OpenAI Whisper, React, and FastAPI: how to build an AI meeting summarizer with no budget
A detailed breakdown has been published of an AI meeting summarizer that can be built with no budget for APIs or cloud services. The stack includes React…
AI-processed from KDnuggets; edited by Hamidun News
Developers no longer need a paid stack to build a useful AI application: a detailed breakdown of a meeting summarizer built with React and FastAPI has been released, relying only on free models and services. As an example, the author takes a service that accepts audio, transcribes the recording, extracts key points, and displays action items in a simple web interface.
Why Zero Budget Is Real
A couple of years ago, such a project almost automatically meant expenses for OpenAI API, GPU rental, and paid deployment. The situation is different now: open-source models and generous free tiers cover most basic scenarios, especially if the task is narrow and well-defined. For meeting summaries, this is particularly notable because here you don't need abstract "superpowers" of a model, but normal transcription handling, extracting decisions, and a list of next steps.
The breakdown specifically emphasizes that the developer is no longer tied to a single vendor. You can take a cloud-based free model or switch to local execution if privacy, data control, and predictable costs matter. For this, local tools like Ollama and LM Studio are provided, and for the cloud option — free quotas from API providers. Essentially, building an MVP is now possible without infrastructure procurement and lengthy budget approvals.

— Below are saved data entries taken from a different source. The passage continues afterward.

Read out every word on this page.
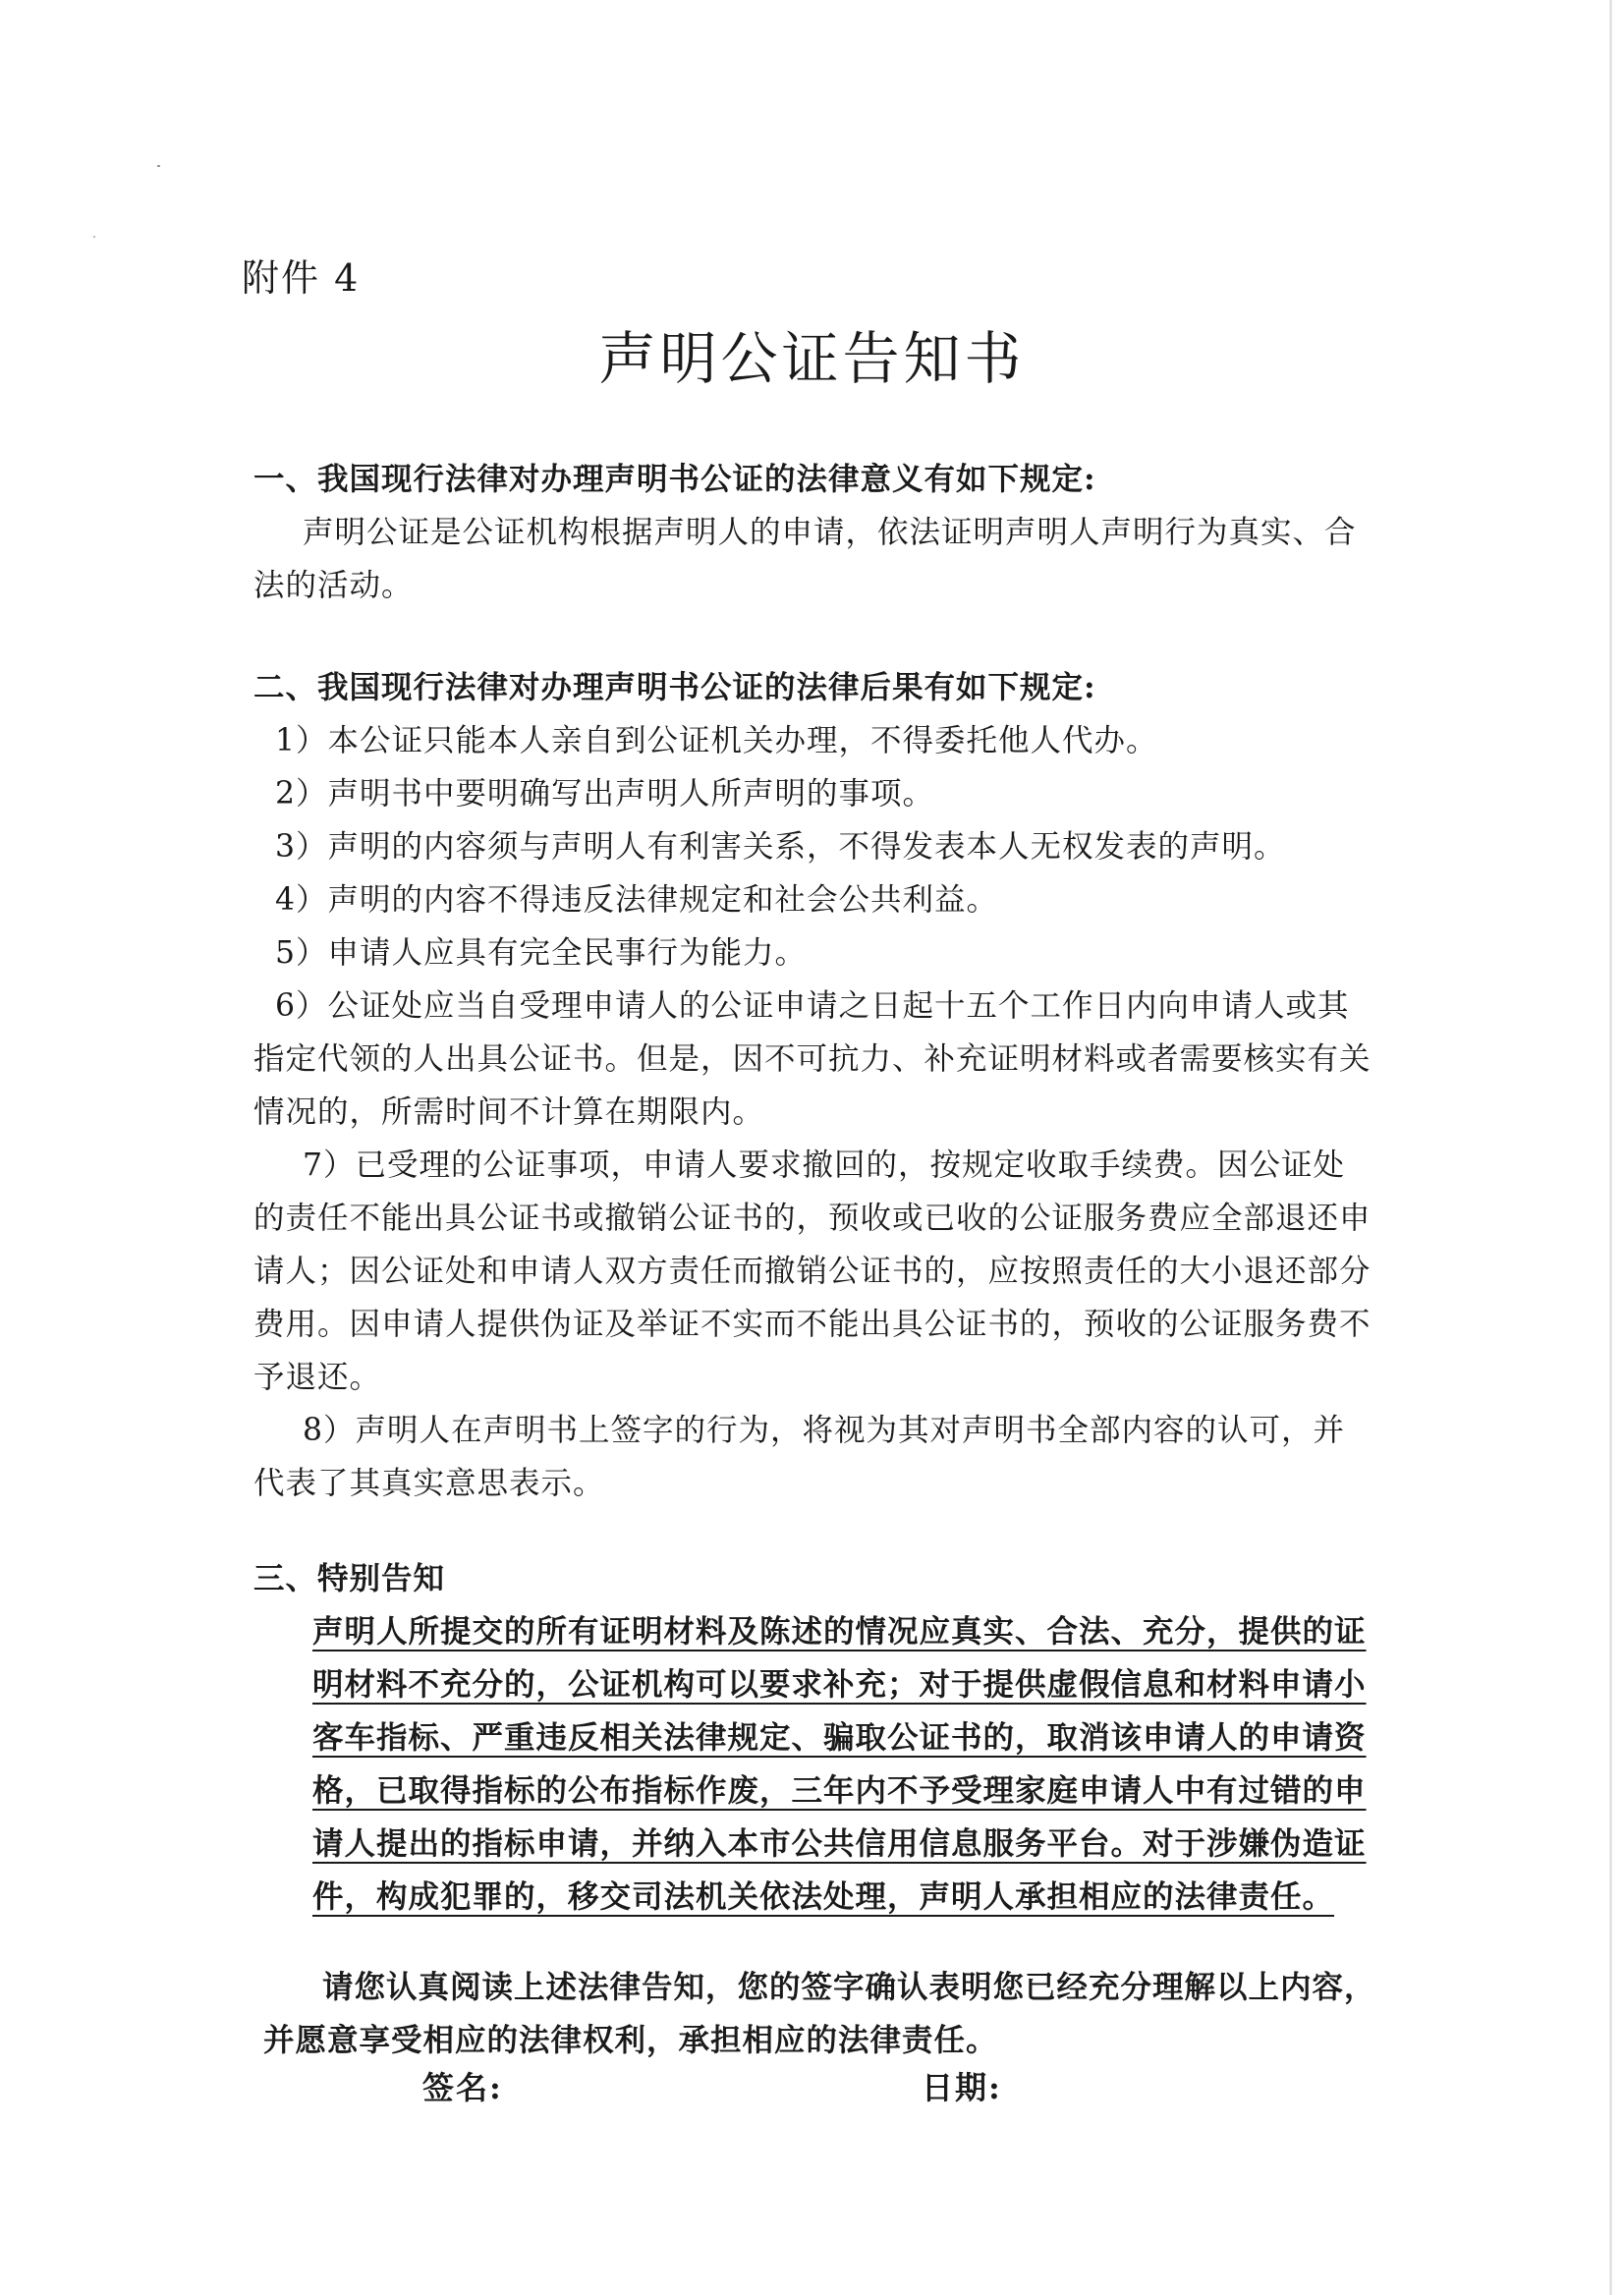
附件 4
声明公证告知书
一、我国现行法律对办理声明书公证的法律意义有如下规定:
声明公证是公证机构根据声明人的申请，依法证明声明人声明行为真实、合
法的活动。
二、我国现行法律对办理声明书公证的法律后果有如下规定:
1）本公证只能本人亲自到公证机关办理，不得委托他人代办。
2）声明书中要明确写出声明人所声明的事项。
3）声明的内容须与声明人有利害关系，不得发表本人无权发表的声明。
4）声明的内容不得违反法律规定和社会公共利益。
5）申请人应具有完全民事行为能力。
6）公证处应当自受理申请人的公证申请之日起十五个工作日内向申请人或其
指定代领的人出具公证书。但是，因不可抗力、补充证明材料或者需要核实有关
情况的，所需时间不计算在期限内。
7）已受理的公证事项，申请人要求撤回的，按规定收取手续费。因公证处
的责任不能出具公证书或撤销公证书的，预收或已收的公证服务费应全部退还申
请人；因公证处和申请人双方责任而撤销公证书的，应按照责任的大小退还部分
费用。因申请人提供伪证及举证不实而不能出具公证书的，预收的公证服务费不
予退还。
8）声明人在声明书上签字的行为，将视为其对声明书全部内容的认可，并
代表了其真实意思表示。
三、特别告知
声明人所提交的所有证明材料及陈述的情况应真实、合法、充分，提供的证
明材料不充分的，公证机构可以要求补充；对于提供虚假信息和材料申请小
客车指标、严重违反相关法律规定、骗取公证书的，取消该申请人的申请资
格，已取得指标的公布指标作废，三年内不予受理家庭申请人中有过错的申
请人提出的指标申请，并纳入本市公共信用信息服务平台。对于涉嫌伪造证
件，构成犯罪的，移交司法机关依法处理，声明人承担相应的法律责任。
请您认真阅读上述法律告知，您的签字确认表明您已经充分理解以上内容，
并愿意享受相应的法律权利，承担相应的法律责任。
签名:	日期:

What the Stack Consists Of
The project is built on a maximally simple set of tools. The logic here is not in the "trendiest" stack, but in making it possible for any developer to quickly replicate the solution, get a working result, and if desired, replace individual components without rebuilding the entire system.

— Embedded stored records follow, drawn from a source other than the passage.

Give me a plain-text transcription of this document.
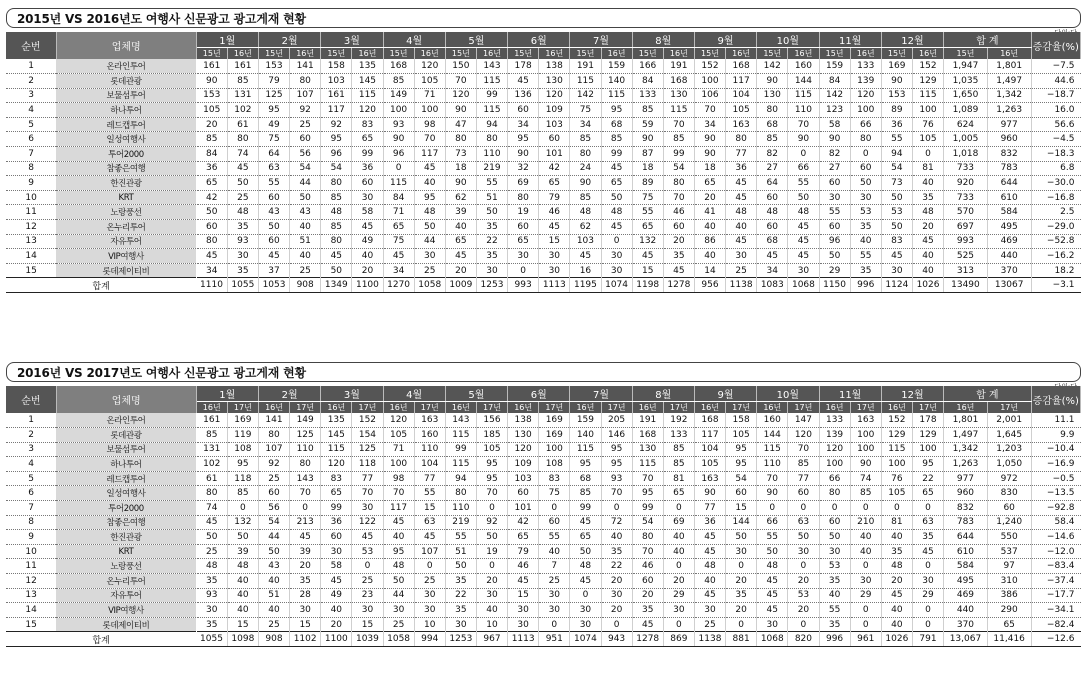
2015년 VS 2016년도 여행사 신문광고 광고게재 현황
순번	업체명	1월		2월		3월		4월		5월		6월		7월		8월		9월		10월		11월		12월		합 계		증감율(%)
		15년	16년	15년	16년	15년	16년	15년	16년	15년	16년	15년	16년	15년	16년	15년	16년	15년	16년	15년	16년	15년	16년	15년	16년	15년	16년	
1	온라인투어	161	161	153	141	158	135	168	120	150	143	178	138	191	159	166	191	152	168	142	160	159	133	169	152	1,947	1,801	−7.5
2	롯데관광	90	85	79	80	103	145	85	105	70	115	45	130	115	140	84	168	100	117	90	144	84	139	90	129	1,035	1,497	44.6
3	보물섬투어	153	131	125	107	161	115	149	71	120	99	136	120	142	115	133	130	106	104	130	115	142	120	153	115	1,650	1,342	−18.7
4	하나투어	105	102	95	92	117	120	100	100	90	115	60	109	75	95	85	115	70	105	80	110	123	100	89	100	1,089	1,263	16.0
5	레드캡투어	20	61	49	25	92	83	93	98	47	94	34	103	34	68	59	70	34	163	68	70	58	66	36	76	624	977	56.6
6	일성여행사	85	80	75	60	95	65	90	70	80	80	95	60	85	85	90	85	90	80	85	90	90	80	55	105	1,005	960	−4.5
7	투어2000	84	74	64	56	96	99	96	117	73	110	90	101	80	99	87	99	90	77	82	0	82	0	94	0	1,018	832	−18.3
8	참좋은여행	36	45	63	54	54	36	0	45	18	219	32	42	24	45	18	54	18	36	27	66	27	60	54	81	733	783	6.8
9	한진관광	65	50	55	44	80	60	115	40	90	55	69	65	90	65	89	80	65	45	64	55	60	50	73	40	920	644	−30.0
10	KRT	42	25	60	50	85	30	84	95	62	51	80	79	85	50	75	70	20	45	60	50	30	30	50	35	733	610	−16.8
11	노랑풍선	50	48	43	43	48	58	71	48	39	50	19	46	48	48	55	46	41	48	48	48	55	53	53	48	570	584	2.5
12	온누리투어	60	35	50	40	85	45	65	50	40	35	60	45	62	45	65	60	40	40	60	45	60	35	50	20	697	495	−29.0
13	자유투어	80	93	60	51	80	49	75	44	65	22	65	15	103	0	132	20	86	45	68	45	96	40	83	45	993	469	−52.8
14	VIP여행사	45	30	45	40	45	40	45	30	45	35	30	30	45	30	45	35	40	30	45	45	50	55	45	40	525	440	−16.2
15	롯데제이티비	34	35	37	25	50	20	34	25	20	30	0	30	16	30	15	45	14	25	34	30	29	35	30	40	313	370	18.2
합계		1110	1055	1053	908	1349	1100	1270	1058	1009	1253	993	1113	1195	1074	1198	1278	956	1138	1083	1068	1150	996	1124	1026	13490	13067	−3.1
2016년 VS 2017년도 여행사 신문광고 광고게재 현황
순번	업체명	1월		2월		3월		4월		5월		6월		7월		8월		9월		10월		11월		12월		합 계		증감율(%)
		16년	17년	16년	17년	16년	17년	16년	17년	16년	17년	16년	17년	16년	17년	16년	17년	16년	17년	16년	17년	16년	17년	16년	17년	16년	17년	
1	온라인투어	161	169	141	149	135	152	120	163	143	156	138	169	159	205	191	192	168	158	160	147	133	163	152	178	1,801	2,001	11.1
2	롯데관광	85	119	80	125	145	154	105	160	115	185	130	169	140	146	168	133	117	105	144	120	139	100	129	129	1,497	1,645	9.9
3	보물섬투어	131	108	107	110	115	125	71	110	99	105	120	100	115	95	130	85	104	95	115	70	120	100	115	100	1,342	1,203	−10.4
4	하나투어	102	95	92	80	120	118	100	104	115	95	109	108	95	95	115	85	105	95	110	85	100	90	100	95	1,263	1,050	−16.9
5	레드캡투어	61	118	25	143	83	77	98	77	94	95	103	83	68	93	70	81	163	54	70	77	66	74	76	22	977	972	−0.5
6	일성여행사	80	85	60	70	65	70	70	55	80	70	60	75	85	70	95	65	90	60	90	60	80	85	105	65	960	830	−13.5
7	투어2000	74	0	56	0	99	30	117	15	110	0	101	0	99	0	99	0	77	15	0	0	0	0	0	0	832	60	−92.8
8	참좋은여행	45	132	54	213	36	122	45	63	219	92	42	60	45	72	54	69	36	144	66	63	60	210	81	63	783	1,240	58.4
9	한진관광	50	50	44	45	60	45	40	45	55	50	65	55	65	40	80	40	45	50	55	50	50	40	40	35	644	550	−14.6
10	KRT	25	39	50	39	30	53	95	107	51	19	79	40	50	35	70	40	45	30	50	30	30	40	35	45	610	537	−12.0
11	노랑풍선	48	48	43	20	58	0	48	0	50	0	46	7	48	22	46	0	48	0	48	0	53	0	48	0	584	97	−83.4
12	온누리투어	35	40	40	35	45	25	50	25	35	20	45	25	45	20	60	20	40	20	45	20	35	30	20	30	495	310	−37.4
13	자유투어	93	40	51	28	49	23	44	30	22	30	15	30	0	30	20	29	45	35	45	53	40	29	45	29	469	386	−17.7
14	VIP여행사	30	40	40	30	40	30	30	30	35	40	30	30	30	20	35	30	30	20	45	20	55	0	40	0	440	290	−34.1
15	롯데제이티비	35	15	25	15	20	15	25	10	30	10	30	0	30	0	45	0	25	0	30	0	35	0	40	0	370	65	−82.4
합계		1055	1098	908	1102	1100	1039	1058	994	1253	967	1113	951	1074	943	1278	869	1138	881	1068	820	996	961	1026	791	13,067	11,416	−12.6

- OpenAI Whisper — for converting audio to text locally and without paying for requests
- GLM-4.7-Flash from Zhipu AI — as a free cloud option for summaries
- LFM2-2.6B-Transcript from Liquid AI — as a local model for meeting notes
- FastAPI — for API file upload, processing, and result storage
- React + SQLite — for the interface and storing transcripts, summaries, and action items
In addition, the material recommends free AI development tools, primarily Codeium and Continue, to write and edit code faster. But the architecture of the project itself remains very straightforward: minimum layers, minimum dependencies, and a clear data flow from audio file to a card with the final summary. For an educational project or internal prototype, this is more important than an "ideal" engineering scheme.
How the Project Is Built
The pipeline is arranged without unnecessary complexity. A user uploads a meeting recording, lecture, or voice note, FastAPI receives the file and passes it to Whisper, which builds a transcript. Next, the text is sent to a summarization model, which returns a short description of the discussion and a list of action items. After that, the result is saved in SQLite, and the React interface displays the transcript, summary, and tasks on one screen. The complete code for this pipeline is indeed provided directly in the material by the author.
In the example, Whisper runs in tiny configuration to speed up processing on CPU, and for the LLM two modes are offered: a free cloud option through the Zhipu AI API and completely local through the Liquid AI model, which requires less than 3 GB of RAM. This makes the project flexible: you can start with the cloud and then switch to a local scenario without breaking the rest of the architecture.
"If one model doesn't fit, you can switch to another without changing
the infrastructure."
After local assembly, the project is offered to be deployed for free on Vercel and Render. This option is suitable for a demo, internal tool, or early user testing, but the author honestly warns about the limitations: Whisper and transformers take up significant disk space, and free tiers quickly hit memory and startup time limits. Therefore, for production, you'll almost certainly need to either move some tasks to a cloud API or prepare separate infrastructure for local models.
What This Means
The practical conclusion is simple: an AI prototype no longer requires a separate team and model budget from the start. For indie developers, small studios, and product teams, this reduces the cost of experimentation — an idea like a meeting summarizer, internal copilot, or voice-to-notes service can now be tested in a couple of evenings and only then decide if it's worth paying for scaling.